Members of the Time for Truth committee gathered outside the Northern Ireland Office headquarters in the city centre on Wednesday afternoon for the Stand Against Britain’s Bill of Shame rally.

Ryan Murphy from north Belfast, whose grandfather Terry McCafferty was killed along with his work colleague James McCloskey by the Ulster Defence Association (UDA) in January 1974, addressed those gathered.

Mr McCafferty and Mr McCloskey had been laying electricity cables for Northern Ireland Electricity when they were targeted by the loyalist group because they were Catholics.

No one has ever been charged or convicted for the murders.

“Like all you, my family still have many unanswered questions,” Mr Murphy said.

“My grandmother Eileen sadly passed away in May this year, she went 48 years without getting answers, but it’s in her memory and for her that I am even more determined now than I was before to continue that fight for truth and justice.”

The Legacy Bill, which is going through its parliamentary stages, would see a form of immunity offered to those suspected of killings during the conflict if they agree to co-operate with a new truth recovery body.

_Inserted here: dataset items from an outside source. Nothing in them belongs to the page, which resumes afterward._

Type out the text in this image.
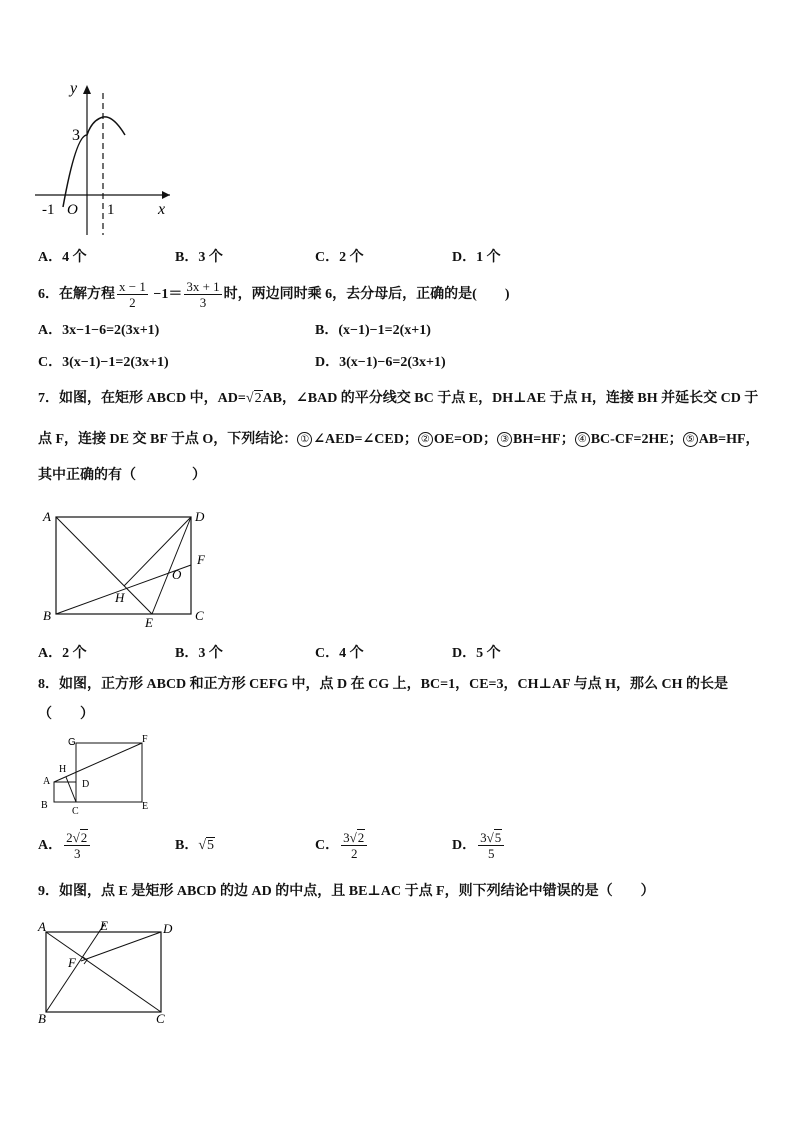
y
3
-1 O 1	x
A．4 个	B．3 个	C．2 个	D．1 个
6．在解方程 $\frac{x - 1}{2} -1= \frac{3x + 1}{3}$ 时，两边同时乘 6，去分母后，正确的是(　　)
A．3x−1−6=2(3x+1)	B．(x−1)−1=2(x+1)
C．3(x−1)−1=2(3x+1)	D．3(x−1)−6=2(3x+1)
7．如图，在矩形 ABCD 中，AD=√2AB，∠BAD 的平分线交 BC 于点 E，DH⊥AE 于点 H，连接 BH 并延长交 CD 于
点 F，连接 DE 交 BF 于点 O，下列结论： ① ∠AED=∠CED； ② OE=OD； ③ BH=HF； ④ BC-CF=2HE； ⑤ AB=HF，
其中正确的有（　　　　）
A	D
F
O
H
B	E	C
A．2 个	B．3 个	C．4 个	D．5 个
8．如图，正方形 ABCD 和正方形 CEFG 中，点 D 在 CG 上，BC=1，CE=3，CH⊥AF 与点 H，那么 CH 的长是
（　　）
G	F
H
A	D
B
C	E
A． $\frac{2√2}{3}$	B．√5	C． $\frac{3√2}{2}$	D． $\frac{3√5}{5}$
9．如图，点 E 是矩形 ABCD 的边 AD 的中点，且 BE⊥AC 于点 F，则下列结论中错误的是（　　）
A	E	D
F
B	C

It would also prohibit future civil cases and inquests related to Troubles crimes.

It has been almost universally opposed by parties across the political divide as well as all victims groups.

As peers in the House of Lords turned their attention to the bill, Mr Murphy said he was thinking of all the families who lost a loved one and have campaigned for decades for truth and justices.

“Families who will now see the British government pull down the shutters on their campaign with this legacy bill,” he said.

“Today we stand in solidarity together with families and friends in Derry and in London.”

Mr Murphy claimed the bill is designed to “prioritise the demands of the British military lobby above the voice of victims”.

“It represents a full frontal assault on the basic legal process and administration of justice,” he said.

“It’s frankly insulting that this Tory government should seek to legislate to deny any family their right to an investigation in line with human rights law, or an inquest or a public inquiry, but that’s their very clear intention.

“This bill is unworkable, it will not deliver for victims and survivors, it’s in breach of the Good Friday Agreement and it’s incompatible with international human rights obligations.”